Malcolm ofrece una resistencia feroz, se niega valientemente a tirar de la fruta madura y en Ifigenia en Forest Hills da un nuevo ejemplo de su lucha por buscar la verdad, sabiendo que no está en la culpabilidad o inocencia de la doctora Borujova (“no podía ser la asesina aunque todo apuntaba a que lo era”) sino en el proceso legal al que ha sido sometida. Ifigenia (la hija de Agamenón y Clitemnestra sacrificada por su padre en el altar de Áulide) es Michelle, la niña de cuatro años a la que un juez y un tutor legal deciden un día, inexplicablemente, separar de su madre y entregar a su padre, que ni tan siquiera ha reclamado la custodia. ¿Qué error de comprensión respecto a su país de adopción ha cometido Borujova, se pregunta la reportera, para terminar en manos de un juez capaz de sellar, llevado por la soberbia, un destino funesto para una mujer?

Janet Malcolm acepta muy pocas entrevistas y casi siempre opta por cuestionarios por escrito, pero los pocos que han conseguido hablar directamente con ella, como Eduardo Lago (EL PAÍS, 26 de junio de 2004), atestiguan que es una mujer “de aspecto frágil, mirada firme y frente despejada”. Dicen que es famosa entre sus colegas por su expresa renuncia, cuando escribe, a la amabilidad. Eso no quiere decir que no tenga sentido del humor. Sus retratos de los personajes son como cuchillas, envueltas en una prosa elegante y precisa. El juez que preside la sala, “cabeza pequeña y cuerpo grande, cultiva la falsa apariencia de jovialidad propia de los tiranos estadounidenses”, el fiscal, con abrigo y sombrero negros, se parece a “un psiquiatra búlgaro” y el padre de la víctima es “un hombre que exhibe la turbulencia emocional de un personaje de Isaac Bashevis Singer”.

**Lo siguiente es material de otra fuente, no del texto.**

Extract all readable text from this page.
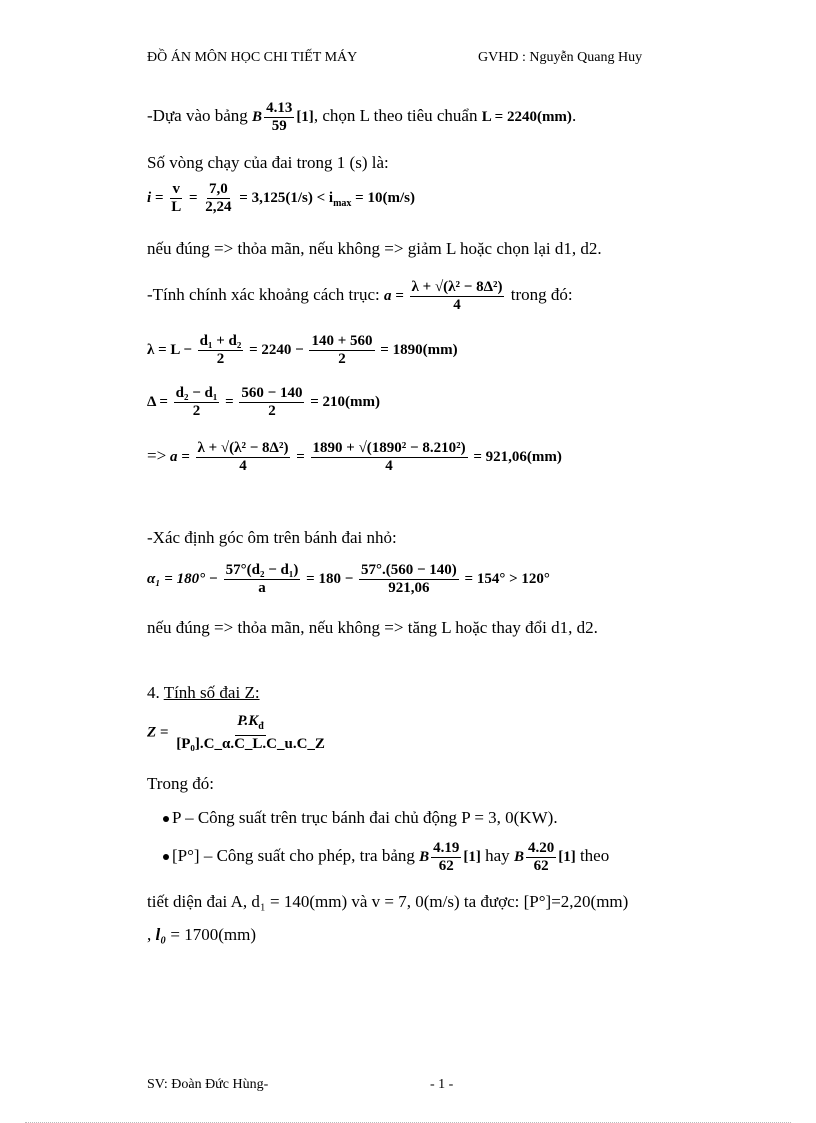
ĐỒ ÁN MÔN HỌC CHI TIẾT MÁY	GVHD : Nguyễn Quang Huy
-Dựa vào bảng B $\frac{4.13}{59} [1]$, chọn L theo tiêu chuẩn L = 2240(mm).
Số vòng chạy của đai trong 1 (s) là:
$i = \frac{v}{L} = \frac{7,0}{2,24} = 3,125(1/s) < i_{max} = 10(m/s)$
nếu đúng => thỏa mãn, nếu không => giảm L hoặc chọn lại d1, d2.
-Tính chính xác khoảng cách trục: $a = \frac{\text{λ + √(λ² − 8Δ²)}}{4}$ trong đó:
$\lambda = L - \frac{\text{d₁ + d₂}}{2} = 2240 - \frac{140 + 560}{2} = 1890(mm)$
$\Delta = \frac{\text{d₂ − d₁}}{2} = \frac{560 - 140}{2} = 210(mm)$
=> $a = \frac{\text{λ + √(λ² − 8Δ²)}}{4} = \frac{\text{1890 + √(1890² − 8.210²)}}{4} = 921,06(mm)$
-Xác định góc ôm trên bánh đai nhỏ:
$\alpha_1 = 180^\circ - \frac{\text{57°(d₂ − d₁)}}{a} = 180 - \frac{57^\circ.(560 - 140)}{921,06} = 154^\circ > 120^\circ$
nếu đúng => thỏa mãn, nếu không => tăng L hoặc thay đổi d1, d2.
4. Tính số đai Z:
$Z = \frac{P.K_đ}{\text{[P₀].C\_α.C\_L.C\_u.C\_Z}}$
Trong đó:
P – Công suất trên trục bánh đai chủ động P = 3, 0(KW).
[P°] – Công suất cho phép, tra bảng B $\frac{4.19}{62} [1]$ hay B $\frac{4.20}{62} [1]$ theo
tiết diện đai A, d₁ = 140(mm) và v = 7, 0(m/s) ta được: [P°]=2,20(mm)
, l₀ = 1700(mm)
SV: Đoàn Đức Hùng-	- 1 -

“Un periodista que se traga y publica el relato completo que le hacen no es un periodista sino un publicista”, aseguró una vez. Curiosamente, Malcolm fue considerada durante algunos años en EE UU como un ejemplo de profesional poco ético, debido a su libro En los archivos de Freud. Hija de un psiquiatra checo, muy interesada ella misma en el tema, fue demandada en 1984 por el protagonista, el psicoanalista Jeffrey Masson, que la acusó de inventarse declaraciones suyas y le reclamó diez millones de dólares. Una larga travesía por los tribunales finalizó en 1994 con el rechazo de la demanda por “falta de evidencia” contra la periodista. Masson negaba haber dicho que se había acostado con mil mujeres o que era el mejor psicoanalista del mundo después de Freud. Según Malcolm, simplemente nunca pensó que su entrevistadora fuera a reproducir esas confidencias. Que sería amable.